Image Thinning (Image Thinning), which refers to an operation of skeletonization (Image Skeletonizing) of a binary Image, is to remove some points from an original Image through layer-by-layer peeling, but still maintain the original shape until a skeleton of the Image is obtained, which can be understood as a central axis of the Image. In the embodiment of the application, the ridge lines in the ridge line image are thinned by adopting an image thinning method to obtain line center lines. The image thinning method can be an image thinning algorithm in MATLAB and SKINMAGE, and pixels of which the line edges meet certain conditions are repeatedly deleted from ridge lines in the ridge line image, so that a line center line with a single pixel width is finally obtained.
And S30, cutting the line central line into line segments, and screening the line segments according to a preset curvature threshold value to obtain straight line segments.
In the embodiment of the application, the obtained line center line has an intersection part, the line center line with the intersection point is cut into line segments, the line segments comprise partial curved line segments, and the line segments are screened according to a preset curvature threshold value to obtain straight line segments.
In an alternative embodiment, referring to fig. 3, the step S30 includes steps S31-S33, which are as follows:
s31, calculating the connectivity of each pixel in the line central line, and deleting the pixels of which the connectivity is greater than or equal to a first preset threshold value to cut the line central line into N line segments;
s32, acquiring the line segments with the pixel number larger than a second preset threshold value;
s33, calculating the curvature of the line segment, and determining the line segment with the curvature larger than a preset curvature threshold value as a straight line segment; and calculating the curvature of the line segment according to the ratio of the number of pixels of the line segment to the number of pixels corresponding to a straight line formed by connecting two end points of the line segment.
In the embodiment of the present application, the connectivity of each pixel in the line centerline is calculated, that is, whether more than 2 pixels are included in 8 fields corresponding to a certain pixel, the pixels with connectivity greater than or equal to 3 are deleted, and the line centerline is cut into a plurality of line segments. And reserving the line segments with the pixel number of more than or equal to 20, calculating the curvature of the reserved line segments, and determining the line segments with the curvature of more than or equal to 0.99 as straight line segments.

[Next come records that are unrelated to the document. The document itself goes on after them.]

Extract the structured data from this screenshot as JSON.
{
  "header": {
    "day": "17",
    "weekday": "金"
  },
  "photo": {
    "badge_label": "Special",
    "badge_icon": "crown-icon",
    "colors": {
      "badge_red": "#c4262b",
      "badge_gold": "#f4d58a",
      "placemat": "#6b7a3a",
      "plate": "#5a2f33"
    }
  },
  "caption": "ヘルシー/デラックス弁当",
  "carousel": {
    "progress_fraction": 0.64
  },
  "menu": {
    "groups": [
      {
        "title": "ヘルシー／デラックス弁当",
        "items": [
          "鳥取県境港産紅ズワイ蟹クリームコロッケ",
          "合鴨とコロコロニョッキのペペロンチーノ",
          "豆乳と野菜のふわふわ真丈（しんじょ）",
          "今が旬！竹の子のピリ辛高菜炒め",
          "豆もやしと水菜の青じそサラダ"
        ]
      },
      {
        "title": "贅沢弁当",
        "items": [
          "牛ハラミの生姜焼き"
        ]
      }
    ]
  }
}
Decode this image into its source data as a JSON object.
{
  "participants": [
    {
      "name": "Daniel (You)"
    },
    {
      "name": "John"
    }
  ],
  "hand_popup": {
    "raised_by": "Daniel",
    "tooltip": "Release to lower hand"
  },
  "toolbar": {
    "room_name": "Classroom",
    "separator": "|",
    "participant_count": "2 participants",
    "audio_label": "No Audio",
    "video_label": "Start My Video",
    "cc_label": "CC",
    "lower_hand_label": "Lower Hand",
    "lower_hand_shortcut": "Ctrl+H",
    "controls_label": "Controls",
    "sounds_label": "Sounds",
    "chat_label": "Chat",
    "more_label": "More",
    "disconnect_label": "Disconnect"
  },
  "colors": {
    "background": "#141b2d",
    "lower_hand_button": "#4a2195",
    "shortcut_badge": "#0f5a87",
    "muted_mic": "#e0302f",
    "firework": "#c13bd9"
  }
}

Wherein, the curvature calculation formula is as follows:
nl is the number of pixels of the line segment, n is the number of pixels corresponding to a straight line formed by connecting two end points of the line segment, and b is the curvature of the line segment.
S40, obtaining an optical remote sensing satellite image, and identifying and obtaining a field image from the optical remote sensing satellite image.
In an alternative embodiment, the step S40 includes step S41, which is as follows:
s41, obtaining an optical remote sensing satellite image, inputting the optical remote sensing satellite image into a trained field block recognition model, and obtaining a field block image.
In the embodiment of the application, the optical remote sensing satellite image acquired from Google Earth is input into a trained field recognition model, and all fields in the optical remote sensing satellite image are recognized, so that the field image is obtained.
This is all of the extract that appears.